Having pre/post processing slots built into a pretext build would make my weekly build scripts and my manual build script and my Author UI page must simpler.


Bradley Miller, PhD
Professor Emeritus Computer Science
Luther College
Founder, Runestone Academy
Blog: A Reputable Journal

William Haynes

Aug 15, 2022, 5:25:10 PM8/15/22
Can you say a little more about what sort of thing you would want to do pre- or post- processing?  

The illustrations in my book are drawn using tools such as CAD or Affinity Designer, then exported as .svg and .pdf for use by PreTeXt.  For my own sanity these files are all stored in a ‘resources’ directory organized somewhat hierarchically with related images together and source files located alongside their derived image files.   Geogebra, css, and javascript files are organized in their own folders here too.  

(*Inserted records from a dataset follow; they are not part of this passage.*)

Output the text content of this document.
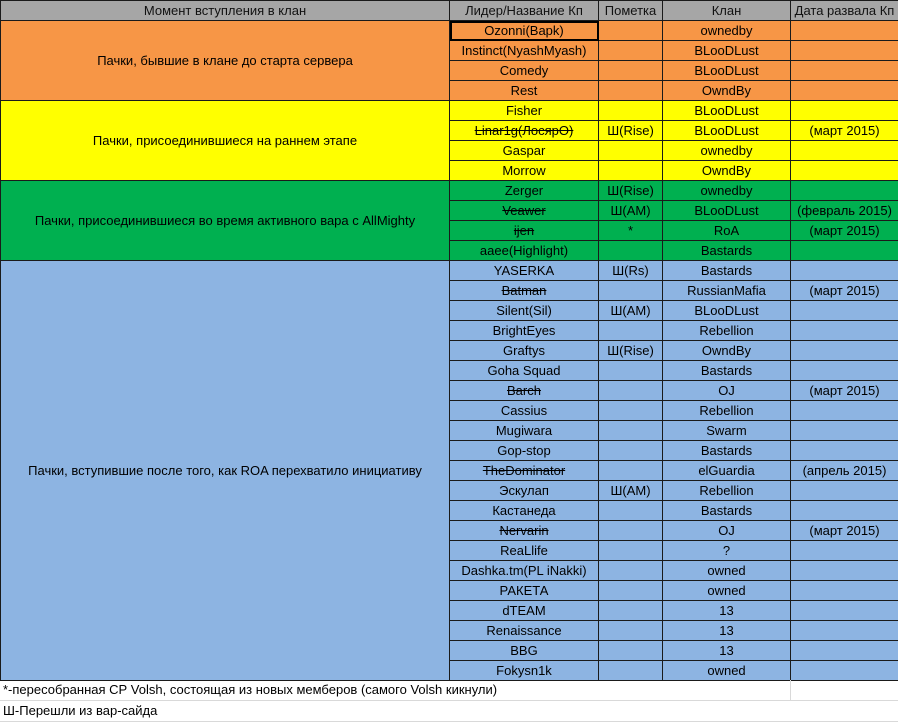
Момент вступления в клан	Лидер/Название Кп	Пометка	Клан	Дата развала Кп
Пачки, бывшие в клане до старта сервера	Ozonni(Вapk)		ownedby	
	Instinct(NyashMyash)		BLooDLust	
	Comedy		BLooDLust	
	Rest		OwndBy	
Пачки, присоединившиеся на раннем этапе	Fisher		BLooDLust	
	Linar1g(ЛосярО)	Ш(Rise)	BLooDLust	(март 2015)
	Gaspar		ownedby	
	Morrow		OwndBy	
Пачки, присоединившиеся во время активного вара с AllMighty	Zerger	Ш(Rise)	ownedby	
	Veawer	Ш(AM)	BLooDLust	(февраль 2015)
	ijen	*	RoA	(март 2015)
	aaee(Highlight)		Bastards	
Пачки, вступившие после того, как ROA перехватило инициативу	YASERKA	Ш(Rs)	Bastards	
	Batman		RussianMafia	(март 2015)
	Silent(Sil)	Ш(AM)	BLooDLust	
	BrightEyes		Rebellion	
	Graftys	Ш(Rise)	OwndBy	
	Goha Squad		Bastards	
	Barch		OJ	(март 2015)
	Cassius		Rebellion	
	Mugiwara		Swarm	
	Gop-stop		Bastards	
	TheDominator		elGuardia	(апрель 2015)
	Эскулап	Ш(AM)	Rebellion	
	Кастанеда		Bastards	
	Nervarin		OJ	(март 2015)
	ReaLlife		?	
	Dashka.tm(PL iNakki)		owned	
	РАКЕТА		owned	
	dTEAM		13	
	Renaissance		13	
	BBG		13	
	Fokysn1k		owned	
*-пересобранная СР Volsh, состоящая из новых мемберов (самого Volsh кикнули)
Ш-Перешли из вар-сайда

My preprocessing script walks the ‘resources’ folder, flattens the hierarchy, copies all the [ .svg .png, .pdf, and .ggb] files into the "external/images’’ folder while filtering out files with other extensions.  GGB, CSS and JS files folders just are simply copied,  and folders with names beginning with underscore are ignored.  This way all the images are in the same directory and files not needed for the output aren't published.  In a sense, I am generating the external folder from my source documents.

I can certainly do this with a makefile -- that’s how I was doing it before -- but the pretext-cli does such a nice job moving files to the right places and running the right scripts that my makefile got very simple, and I hoped to be able to get rid of it completely.